Getting Started With Parler-TTS

img

The Parler-TTS project is excited to announce the release of two new text-to-speech models!

First up, we have Parler-TTS Mini v0.1, a lightweight model perfect for quick and easy speech generation. Inspired by recent research Natural Language Guidance of High-Fidelity Text-to-Speech with Synthetic Annotations paper, Parler-TTS Mini v0.1 gives you intuitive control over various speech aspects like gender, background noise, and speaking rate, all through a simple text prompt. You can find it here: https://huggingface.co/parler-tts/parler_tts_mini_v0.1.

For those looking for maximum expressiveness and control, we also have Parler-TTS Large v1. Trained on a massive 45K hours of audio data, this 2.2B-parameter model delivers truly high-quality, natural-sounding speech with extensive control over a wide range of features, including gender, background noise, speaking rate, pitch, and reverberation. Check it out at: https://huggingface.co/parler-tts/parler-tts-large-v1.


Natural language guidance of high-fidelity text-to-speech with synthetic annotations paper presents a novel text-to-speech (TTS) system that achieves high-fidelity and diverse speech generation by leveraging large-scale datasets and natural language descriptions.

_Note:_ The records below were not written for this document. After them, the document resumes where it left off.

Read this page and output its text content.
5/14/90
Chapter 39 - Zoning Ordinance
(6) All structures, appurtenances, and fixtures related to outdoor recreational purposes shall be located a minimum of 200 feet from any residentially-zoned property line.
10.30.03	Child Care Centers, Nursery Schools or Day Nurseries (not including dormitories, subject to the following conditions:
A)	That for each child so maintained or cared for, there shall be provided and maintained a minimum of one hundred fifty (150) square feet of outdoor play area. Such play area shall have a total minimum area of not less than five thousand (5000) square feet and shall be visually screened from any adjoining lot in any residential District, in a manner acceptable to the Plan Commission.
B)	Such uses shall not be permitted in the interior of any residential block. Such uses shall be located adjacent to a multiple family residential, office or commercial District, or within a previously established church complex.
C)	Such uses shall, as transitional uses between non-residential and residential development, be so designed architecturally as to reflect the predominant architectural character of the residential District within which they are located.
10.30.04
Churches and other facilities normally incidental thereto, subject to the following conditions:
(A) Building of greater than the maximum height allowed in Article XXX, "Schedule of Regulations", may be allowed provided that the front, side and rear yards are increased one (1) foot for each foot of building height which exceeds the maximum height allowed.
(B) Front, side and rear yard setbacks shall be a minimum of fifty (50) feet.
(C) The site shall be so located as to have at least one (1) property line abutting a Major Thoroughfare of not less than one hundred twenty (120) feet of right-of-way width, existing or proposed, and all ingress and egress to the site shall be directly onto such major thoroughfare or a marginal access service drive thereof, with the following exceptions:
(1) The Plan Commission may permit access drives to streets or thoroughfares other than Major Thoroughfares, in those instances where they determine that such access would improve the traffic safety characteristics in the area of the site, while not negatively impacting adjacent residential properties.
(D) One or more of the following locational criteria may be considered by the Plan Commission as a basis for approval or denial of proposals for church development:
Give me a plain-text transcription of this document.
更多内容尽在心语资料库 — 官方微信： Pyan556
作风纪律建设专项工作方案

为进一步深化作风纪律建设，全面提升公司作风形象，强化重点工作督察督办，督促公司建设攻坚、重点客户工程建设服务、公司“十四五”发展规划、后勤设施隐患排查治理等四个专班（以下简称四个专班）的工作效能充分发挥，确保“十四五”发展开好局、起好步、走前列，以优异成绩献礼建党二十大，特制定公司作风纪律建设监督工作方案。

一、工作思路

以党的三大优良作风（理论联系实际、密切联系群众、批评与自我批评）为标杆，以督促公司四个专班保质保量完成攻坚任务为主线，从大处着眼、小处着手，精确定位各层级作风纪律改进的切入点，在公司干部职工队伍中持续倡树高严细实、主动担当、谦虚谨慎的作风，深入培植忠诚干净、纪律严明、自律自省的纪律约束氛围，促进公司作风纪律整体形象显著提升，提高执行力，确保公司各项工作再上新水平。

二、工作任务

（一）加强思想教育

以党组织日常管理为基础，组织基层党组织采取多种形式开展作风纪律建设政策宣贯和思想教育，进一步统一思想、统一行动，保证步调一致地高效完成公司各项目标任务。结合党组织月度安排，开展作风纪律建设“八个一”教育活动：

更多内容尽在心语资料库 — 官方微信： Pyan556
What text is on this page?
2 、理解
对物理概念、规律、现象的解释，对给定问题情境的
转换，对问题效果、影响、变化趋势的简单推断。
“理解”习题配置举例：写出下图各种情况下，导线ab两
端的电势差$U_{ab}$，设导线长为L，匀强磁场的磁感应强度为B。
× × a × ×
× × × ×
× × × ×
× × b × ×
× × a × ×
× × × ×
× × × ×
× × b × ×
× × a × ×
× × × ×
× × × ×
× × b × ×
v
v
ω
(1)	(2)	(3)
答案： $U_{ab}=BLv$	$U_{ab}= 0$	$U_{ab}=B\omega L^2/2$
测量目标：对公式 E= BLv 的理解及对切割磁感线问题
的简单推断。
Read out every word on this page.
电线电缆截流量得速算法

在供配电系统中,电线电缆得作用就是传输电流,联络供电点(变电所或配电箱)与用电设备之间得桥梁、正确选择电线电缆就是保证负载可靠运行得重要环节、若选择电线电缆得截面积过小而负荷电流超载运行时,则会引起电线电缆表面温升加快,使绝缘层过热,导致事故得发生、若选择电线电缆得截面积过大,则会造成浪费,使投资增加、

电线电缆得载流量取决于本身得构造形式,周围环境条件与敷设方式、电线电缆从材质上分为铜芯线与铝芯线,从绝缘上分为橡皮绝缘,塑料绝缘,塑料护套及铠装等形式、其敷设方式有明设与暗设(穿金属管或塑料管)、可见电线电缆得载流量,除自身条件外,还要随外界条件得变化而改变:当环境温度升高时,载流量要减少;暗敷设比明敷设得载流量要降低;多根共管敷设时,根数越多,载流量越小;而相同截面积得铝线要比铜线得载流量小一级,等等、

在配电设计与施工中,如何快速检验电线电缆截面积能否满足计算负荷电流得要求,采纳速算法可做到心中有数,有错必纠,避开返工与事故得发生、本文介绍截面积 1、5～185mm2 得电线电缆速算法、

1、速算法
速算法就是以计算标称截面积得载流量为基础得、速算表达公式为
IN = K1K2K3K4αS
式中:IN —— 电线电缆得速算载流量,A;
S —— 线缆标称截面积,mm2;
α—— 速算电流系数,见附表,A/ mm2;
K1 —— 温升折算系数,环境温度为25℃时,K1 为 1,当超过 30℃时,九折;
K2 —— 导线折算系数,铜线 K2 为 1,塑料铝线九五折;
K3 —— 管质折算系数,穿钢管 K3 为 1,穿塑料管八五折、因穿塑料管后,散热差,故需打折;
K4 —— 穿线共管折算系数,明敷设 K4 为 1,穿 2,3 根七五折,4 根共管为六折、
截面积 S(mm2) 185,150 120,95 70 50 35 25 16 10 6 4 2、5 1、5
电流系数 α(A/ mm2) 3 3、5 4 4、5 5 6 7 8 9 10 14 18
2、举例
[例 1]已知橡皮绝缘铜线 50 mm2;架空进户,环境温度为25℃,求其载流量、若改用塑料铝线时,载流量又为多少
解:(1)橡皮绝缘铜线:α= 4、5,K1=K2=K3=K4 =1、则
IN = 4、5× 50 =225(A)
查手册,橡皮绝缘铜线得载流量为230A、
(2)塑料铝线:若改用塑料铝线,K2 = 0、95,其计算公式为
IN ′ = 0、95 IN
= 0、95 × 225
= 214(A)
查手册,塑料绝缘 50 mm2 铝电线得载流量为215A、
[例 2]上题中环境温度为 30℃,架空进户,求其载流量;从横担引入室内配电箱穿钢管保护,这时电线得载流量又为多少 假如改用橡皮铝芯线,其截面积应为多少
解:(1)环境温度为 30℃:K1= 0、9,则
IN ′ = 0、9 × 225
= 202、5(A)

Motivation: Existing TTS systems often rely on reference audio for controlling speaker identity and style, limiting their creative applications. While natural language prompting offers a more intuitive solution, previous attempts were constrained by the lack of large-scale datasets with detailed natural language descriptions of speech attributes.

Key Contributions:

  1. Automatic Labeling: The authors address the data scarcity problem by proposing a scalable method for automatically labeling a massive 45k-hour speech dataset (Multilingual LibriSpeech) with various attributes like gender, accent, speaking rate, pitch, and recording quality. They also include a smaller high-fidelity dataset (LibriTTS-R) to improve audio quality.

  2. Speech Language Model: This labeled dataset is used to train a speech language model adapted from AudioCraft, a general-purpose audio generation library. The model architecture uses a decoder-only Transformer network. Unlike previous work, this model relies solely on natural language descriptions for controlling speech attributes, without any reference audio embeddings.

  3. High-Fidelity Audio: The system utilizes the Descript Audio Codec (DAC) for generating high-fidelity audio, achieving significant improvements over previous methods, even with limited high-fidelity training data.

Model Architecture:

img

The TTS system employs a decoder-only Transformer architecture. The input consists of:

  • Transcript text: The text to be synthesized, pre-pended to the input sequence.
  • Description text: Natural language descriptions of desired speech characteristics (e.g., "A man with a British accent speaking in a lively tone"). This is processed by a pre-trained T5 text encoder and fed to the decoder through cross-attention.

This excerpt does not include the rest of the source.